Le travail ne se limite pas à nommer une nouvelle espèce. Des chercheurs examinent la classification par sexe Crétévanie et proposer de nouveaux caractères diagnostiques qui aideront à distinguer certaines espèces des autres dans les études futures. Ils soulignent également que ce groupe peut fonctionner comme un « fossile guide » pour dater d’autres gisements du même âge, grâce à sa large répartition et sa diversité.
Pourquoi ce fossile intéresse aussi ceux qui regardent vers l’avenir
Il peut sembler qu’une guêpe préhistorique n’ait pas grand-chose à voir avec les défis environnementaux actuels. Cependant, reconstituer ce qu’étaient les forêts, les climats et les communautés d’insectes il y a plus de cent millions d’années permet de comprendre comment la biodiversité évolue à long terme. Chaque inclusion d'ambre est un instantané qui capture un animal et une partie de l'écosystème dans lequel il vivait.

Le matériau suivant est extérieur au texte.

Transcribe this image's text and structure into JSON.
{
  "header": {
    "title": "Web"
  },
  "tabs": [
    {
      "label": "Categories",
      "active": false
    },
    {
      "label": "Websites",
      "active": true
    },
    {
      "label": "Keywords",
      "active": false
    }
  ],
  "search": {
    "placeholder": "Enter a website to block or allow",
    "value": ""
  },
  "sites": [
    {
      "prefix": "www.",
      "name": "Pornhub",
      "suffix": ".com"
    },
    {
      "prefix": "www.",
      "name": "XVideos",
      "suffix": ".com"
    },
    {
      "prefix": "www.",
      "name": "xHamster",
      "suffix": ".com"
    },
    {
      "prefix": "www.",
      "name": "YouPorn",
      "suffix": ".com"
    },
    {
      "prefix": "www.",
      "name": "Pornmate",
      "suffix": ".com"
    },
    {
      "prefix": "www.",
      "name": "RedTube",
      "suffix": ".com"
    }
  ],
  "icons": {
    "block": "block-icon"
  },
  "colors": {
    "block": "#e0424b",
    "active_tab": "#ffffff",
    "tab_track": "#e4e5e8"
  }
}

En fin de compte, ce que montre El Soplao, c'est que les écosystèmes sont fragiles mais aussi très complexes. La même résine qui a piégé Cretevania orgonomecorum Il a conservé d'autres invertébrés et restes microscopiques qui permettent aujourd'hui de reconstituer des réseaux écologiques complets. Connaître ce passé nous aide à mieux valoriser les forêts, les sols et la petite faune que nous avons encore, des pollinisateurs aux invertébrés du sol, qui soutiennent des fonctions essentielles à notre vie quotidienne.
L'étude a été possible grâce à la collaboration entre l'IGME CSIC, l'Université de Barcelone, l'Académie chinoise des sciences, le Musée d'histoire naturelle de l'Université d'Oxford et l'Université de Valence, avec le financement du gouvernement de Cantabrie, du ministère de la Science et de l'Innovation et de la Generalitat Valenciana.
Par conséquent, la prochaine fois que nous entendrons parler de l’ambre d’El Soplao, nous ne penserons peut-être pas seulement à une grotte spectaculaire. On pensera également à une petite guêpe qui, depuis le Crétacé, continue d'envoyer des messages sur l'histoire de la vie sur Terre.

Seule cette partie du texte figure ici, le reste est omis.